– A for action man –
Charles earned the nickname in his daredevil youth, jumping out of planes, escaping from submarines, windsurfing, playing polo and waterskiing.
– B for black spider –
Before becoming king, he bombarded government ministers with letters, dubbed the “black spider memos” for his messy annotations.
– C for Camilla –
Charles was devastated when, while away on naval service, she wed Andrew Parker Bowles in 1973. Charles turned to Camilla after his marriage to Diana collapsed. They married in 2005.
– D for Diana –
A badly-matched couple, their “fairytale” marriage fell apart in explosive fashion. They separated in 1992 and divorced in 1996, a year before her shock death in a car crash.
– E for environment –
A fervent environmentalist, Charles is driven by environmental preservation and organic farming. He was outspoken on climate change long before it became mainstream.
– F for faith –
The new head of the Church of England sees his role as defending the free practice of all faiths. Charles has studied Judaism and Islam and tries to encourage inter-faith dialogue.
– G for Gordonstoun –
Charles hated his years at the stark Scottish boarding school, describing his years there as a lonely “prison sentence”. Toughing it out for duty’s sake formed part of his character.
– H for homeopathy –
Charles is convinced by alternative medicine and even uses it on his farm animals. His outspoken views have often infuriated some in the scientific community.
– I for income –
Before his accession, Charles’s money came from the Duchy of Cornwall, the heir to the throne’s private land and property portfolio. The surplus funded his family’s public, charitable and private activities and he voluntarily paid income tax.

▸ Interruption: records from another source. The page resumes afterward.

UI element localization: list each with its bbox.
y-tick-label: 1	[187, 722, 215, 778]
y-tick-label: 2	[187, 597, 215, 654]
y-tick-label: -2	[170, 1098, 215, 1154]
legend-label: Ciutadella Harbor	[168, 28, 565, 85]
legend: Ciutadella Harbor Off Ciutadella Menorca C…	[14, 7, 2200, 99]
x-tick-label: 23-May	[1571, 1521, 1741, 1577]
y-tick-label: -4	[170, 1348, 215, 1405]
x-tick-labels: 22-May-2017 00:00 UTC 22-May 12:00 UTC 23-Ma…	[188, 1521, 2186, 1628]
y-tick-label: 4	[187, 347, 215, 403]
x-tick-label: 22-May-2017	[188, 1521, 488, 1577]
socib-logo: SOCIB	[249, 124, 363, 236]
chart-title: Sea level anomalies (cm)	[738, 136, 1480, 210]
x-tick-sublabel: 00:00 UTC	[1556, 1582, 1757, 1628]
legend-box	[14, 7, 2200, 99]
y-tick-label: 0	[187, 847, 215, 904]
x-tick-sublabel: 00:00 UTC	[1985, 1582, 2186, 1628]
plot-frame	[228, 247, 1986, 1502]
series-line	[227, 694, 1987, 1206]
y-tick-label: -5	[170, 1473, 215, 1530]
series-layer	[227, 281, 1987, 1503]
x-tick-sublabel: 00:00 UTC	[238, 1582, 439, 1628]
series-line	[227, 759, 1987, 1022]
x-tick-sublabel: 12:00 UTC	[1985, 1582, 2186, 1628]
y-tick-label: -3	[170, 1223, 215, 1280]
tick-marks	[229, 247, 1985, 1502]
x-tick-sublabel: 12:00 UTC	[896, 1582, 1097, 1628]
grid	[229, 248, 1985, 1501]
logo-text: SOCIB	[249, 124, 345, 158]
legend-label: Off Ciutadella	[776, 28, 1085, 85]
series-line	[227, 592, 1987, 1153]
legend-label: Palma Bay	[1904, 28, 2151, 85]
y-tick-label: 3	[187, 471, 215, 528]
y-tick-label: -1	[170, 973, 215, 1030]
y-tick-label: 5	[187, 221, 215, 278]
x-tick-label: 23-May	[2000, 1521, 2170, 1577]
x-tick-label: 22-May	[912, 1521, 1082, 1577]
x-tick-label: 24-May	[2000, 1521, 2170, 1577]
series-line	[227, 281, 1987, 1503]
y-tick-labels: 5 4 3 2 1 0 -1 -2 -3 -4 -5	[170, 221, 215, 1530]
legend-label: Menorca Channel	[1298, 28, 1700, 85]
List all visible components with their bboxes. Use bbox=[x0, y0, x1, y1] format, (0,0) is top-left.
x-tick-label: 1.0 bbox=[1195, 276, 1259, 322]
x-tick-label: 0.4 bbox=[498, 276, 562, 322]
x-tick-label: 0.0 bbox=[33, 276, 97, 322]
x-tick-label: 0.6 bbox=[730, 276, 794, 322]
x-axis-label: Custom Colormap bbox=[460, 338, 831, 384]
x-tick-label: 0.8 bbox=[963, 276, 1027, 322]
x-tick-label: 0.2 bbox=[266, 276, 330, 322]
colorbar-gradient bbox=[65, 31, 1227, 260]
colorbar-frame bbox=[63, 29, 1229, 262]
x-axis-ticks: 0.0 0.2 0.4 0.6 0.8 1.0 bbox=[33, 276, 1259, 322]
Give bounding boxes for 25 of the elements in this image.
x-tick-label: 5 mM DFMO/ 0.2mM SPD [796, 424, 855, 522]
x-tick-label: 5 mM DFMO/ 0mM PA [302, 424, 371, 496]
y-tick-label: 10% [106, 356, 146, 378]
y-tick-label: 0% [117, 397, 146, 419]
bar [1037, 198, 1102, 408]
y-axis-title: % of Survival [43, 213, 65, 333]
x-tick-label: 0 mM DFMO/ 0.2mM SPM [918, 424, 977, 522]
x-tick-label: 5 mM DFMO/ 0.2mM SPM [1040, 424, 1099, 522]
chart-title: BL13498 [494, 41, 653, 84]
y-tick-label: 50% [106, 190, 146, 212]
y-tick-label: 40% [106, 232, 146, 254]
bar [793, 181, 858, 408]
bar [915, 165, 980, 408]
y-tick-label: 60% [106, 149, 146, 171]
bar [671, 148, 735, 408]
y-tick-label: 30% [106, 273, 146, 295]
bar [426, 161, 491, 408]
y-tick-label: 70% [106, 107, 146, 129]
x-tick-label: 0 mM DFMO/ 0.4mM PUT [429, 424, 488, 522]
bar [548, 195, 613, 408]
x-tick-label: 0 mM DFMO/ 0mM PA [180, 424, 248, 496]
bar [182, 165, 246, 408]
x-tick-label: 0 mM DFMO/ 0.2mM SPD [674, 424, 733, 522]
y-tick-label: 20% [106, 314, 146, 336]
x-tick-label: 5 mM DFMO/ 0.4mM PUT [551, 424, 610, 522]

– J for jubilee speeches –
His moving, rousing addresses closing Queen Elizabeth II’s 2002, 2012 and 2022 jubilee celebrations, in which he referred to her as “Mummy”, helped endear him to the nation.
– K for Knatchbull –
The one that got away. Encouraged by Lord Mountbatten, Charles proposed to Amanda Knatchbull, his second cousin and Mountbatten’s grand-daughter, in 1979, but she declined.
– L for lengthy wait –
Charles was the longest-serving heir apparent in British history, since the age of three in 1952, and the longest-serving prince of Wales, since the age of nine in 1958.
– M for Mountbatten –
The prince’s great uncle Louis Mountbatten was his mentor and closest confidant, guiding his early life. His assassination by Irish republican paramilitaries in 1979 left Charles distraught.
– N for Navy –
Charles served on the ships from 1971 to 1976, taking command of a coastal minehunter for his last 10 months. He served in the Caribbean and around the Pacific and learned to fly helicopters.
– O for offspring –
Charles was a more hands-on parent to Princes William and Harry than his own parents had been. However, he has grown estranged from Harry after he quit royal duties and moved to California, sniping at Charles on the way.
– P for Prince’s Trust –
Charles launched the Prince’s Trust with his £7,500 navy severance pay and the charity had helped more than a million disadvantaged youngsters by the time of his accession to the throne.
– Q for Queen Mother –
Charles adored his “darling grandmother”, queen Elizabeth, the queen mother. “For me, she meant everything”, he said in a moving tribute after her death in 2002.
– R for residences –
Charles will now be expected to move into Buckingham Palace, giving up his Clarence House official London residence. He also inherits the Sandringham estate in eastern England and Balmoral in the Scottish Highlands.
– S for style –
Old-fashioned for some, impeccably suave for others, Charles’s sartorial style is unwavering, perhaps because his outfits are the same: shoes from 1968, a coat from 1985 and immaculate double-breasted suits.
– T for Transylvania –
The king, who claims descent from Vlad the Impaler, bought and restored several properties in Romania to help preserve its stunning nature and unique rural traditions.
– U for university –
He went to Trinity College at the University of Cambridge, becoming the first heir to the throne to take a degree, graduating in 1970 with a 2:2. He switched from anthropology and archaeology to study history.
– V for Vision of Britain –
Charles’s 1989 book outlines his cherished architectural principles, calling for proportionate, aesthetic development in keeping with local tradition. He put his theories into practice, building Poundbury, a model suburb.
– W for Wales –
Queen Elizabeth II made Charles the Prince of Wales aged nine, and he learnt Welsh before his inauguration ceremony in 1969.
– X for X-Rated –
A secretly-recorded 1989 phone call with Camilla, published in 1993, was deeply embarrassing after tabloid newspapers got a hold of it and published transcripts.
– Y for youth –
Charles thinks Britain could emulate Germany’s national community or military service, as part of his drive to unlock latent talent in the nation’s youngsters.
– Z for Zaza –
Also known as a gin and Dubonnet. The royals’ preferred cocktail before lunch. Former prime minister Tony Blair referred to them as “true rocket fuel”.